Secondly, Obi doesn’t come across as tough enough to confront all of the evil forces, and human and institutional principalities that have held Nigeria down for so long. He doesn’t come with a touch of ‘rascality’ that is needful for sorting out this ‘congregation of evil’ that is Nigeria’s rapacious and unconscionable political class. Thirdly, while Obi is quite adept as highlighting the challenges of bad governance that Nigeria epitomises, he is not really quite profound in terms of the practicalities of addressing the same. Recounting the difficulties of the country in such an eloquent manner as Obi does it, is good to the ears. The task, however, is what, in precise terms, you need to deliver a qualitative alternative.
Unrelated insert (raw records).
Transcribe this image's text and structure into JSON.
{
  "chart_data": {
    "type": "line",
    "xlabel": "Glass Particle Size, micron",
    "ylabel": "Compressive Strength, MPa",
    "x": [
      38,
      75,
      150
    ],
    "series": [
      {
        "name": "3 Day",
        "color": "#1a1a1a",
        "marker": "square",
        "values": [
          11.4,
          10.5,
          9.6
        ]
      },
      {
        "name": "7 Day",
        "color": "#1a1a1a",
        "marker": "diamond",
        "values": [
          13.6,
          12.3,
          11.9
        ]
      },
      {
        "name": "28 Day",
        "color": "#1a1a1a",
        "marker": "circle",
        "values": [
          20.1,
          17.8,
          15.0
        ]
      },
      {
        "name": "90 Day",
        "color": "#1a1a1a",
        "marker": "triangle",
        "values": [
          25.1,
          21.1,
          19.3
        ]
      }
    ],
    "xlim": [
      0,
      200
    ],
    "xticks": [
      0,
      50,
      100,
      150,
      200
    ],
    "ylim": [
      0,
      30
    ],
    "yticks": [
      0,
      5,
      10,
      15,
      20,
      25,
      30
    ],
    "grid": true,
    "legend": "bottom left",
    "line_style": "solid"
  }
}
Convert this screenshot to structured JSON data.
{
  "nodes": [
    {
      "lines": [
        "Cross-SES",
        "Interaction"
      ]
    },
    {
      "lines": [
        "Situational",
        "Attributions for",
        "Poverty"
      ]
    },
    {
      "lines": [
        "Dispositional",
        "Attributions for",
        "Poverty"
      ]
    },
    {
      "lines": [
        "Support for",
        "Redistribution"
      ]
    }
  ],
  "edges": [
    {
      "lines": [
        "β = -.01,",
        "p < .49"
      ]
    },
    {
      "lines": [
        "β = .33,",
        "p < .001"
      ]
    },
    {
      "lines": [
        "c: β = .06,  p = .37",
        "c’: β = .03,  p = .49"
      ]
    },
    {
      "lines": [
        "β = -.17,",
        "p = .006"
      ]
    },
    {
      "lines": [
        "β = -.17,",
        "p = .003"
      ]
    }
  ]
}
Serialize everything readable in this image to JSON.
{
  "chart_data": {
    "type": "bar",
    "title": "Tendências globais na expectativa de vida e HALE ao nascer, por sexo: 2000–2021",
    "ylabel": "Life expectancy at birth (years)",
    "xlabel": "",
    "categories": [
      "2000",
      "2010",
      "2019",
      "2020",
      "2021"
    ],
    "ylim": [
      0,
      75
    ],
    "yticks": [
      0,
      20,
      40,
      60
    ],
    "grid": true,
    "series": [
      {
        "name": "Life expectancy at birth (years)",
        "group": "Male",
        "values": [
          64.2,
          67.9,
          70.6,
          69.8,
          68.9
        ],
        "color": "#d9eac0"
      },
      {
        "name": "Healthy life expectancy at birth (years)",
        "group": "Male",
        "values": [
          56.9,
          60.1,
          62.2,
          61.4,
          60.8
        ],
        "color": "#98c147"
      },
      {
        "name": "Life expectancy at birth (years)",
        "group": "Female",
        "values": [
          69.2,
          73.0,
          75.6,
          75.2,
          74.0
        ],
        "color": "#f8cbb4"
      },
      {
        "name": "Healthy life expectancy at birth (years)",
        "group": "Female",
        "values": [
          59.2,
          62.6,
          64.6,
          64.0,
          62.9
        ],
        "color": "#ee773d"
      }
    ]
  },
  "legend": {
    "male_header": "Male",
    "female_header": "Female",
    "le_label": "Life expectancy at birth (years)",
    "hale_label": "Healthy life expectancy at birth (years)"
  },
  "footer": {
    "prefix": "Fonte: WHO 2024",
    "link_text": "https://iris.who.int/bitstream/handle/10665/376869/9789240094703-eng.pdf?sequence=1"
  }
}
Obi can still do much better on this.
Fourthly, I have this uncomfortable feeling that an Obi presidency could mean greater tension over Lagos, vis-a-vis the thinly veiled ownership claims – or in the least, a sense of entitlement – of his own ethnic nation, on the former federal capital. It would require all the dexterity of an Obi presidency in ensuring this lingering tension does not snowball into a major inter-ethnic inferno. If and when Obi and his handlers are able to persuasively address these issues, so many stakeholders, who are genuinely concerned about the direction in which Nigeria seems again to be headed, may not hesitate to move into his corner.
Talks about a political structure, or shortage thereof, which the anti-Obi forces are drumming up, are valid, but not insurmountable. As a political scientist, I am conversant enough with how a momentum similar to the one that is building up behind Peter Obi today propelled hitherto unknown political qualities into high office. A recent example was Tunisia in 1999, where such a momentum swept Kais Saied, a professor, into the presidential palace. The fundamental condition for this type of seismic movement is mass anger and public trust deficit, which are aplenty in Nigeria today. The Nigerian state is in the throes of what elsewhere I characterised as a ‘creeping failure,’ the evidence of which is out there for any patriotic mind to track. So, let no one underestimate the unfolding Obi phenomenon. Putting him away with a wave of the hand isn’t in any way scientific.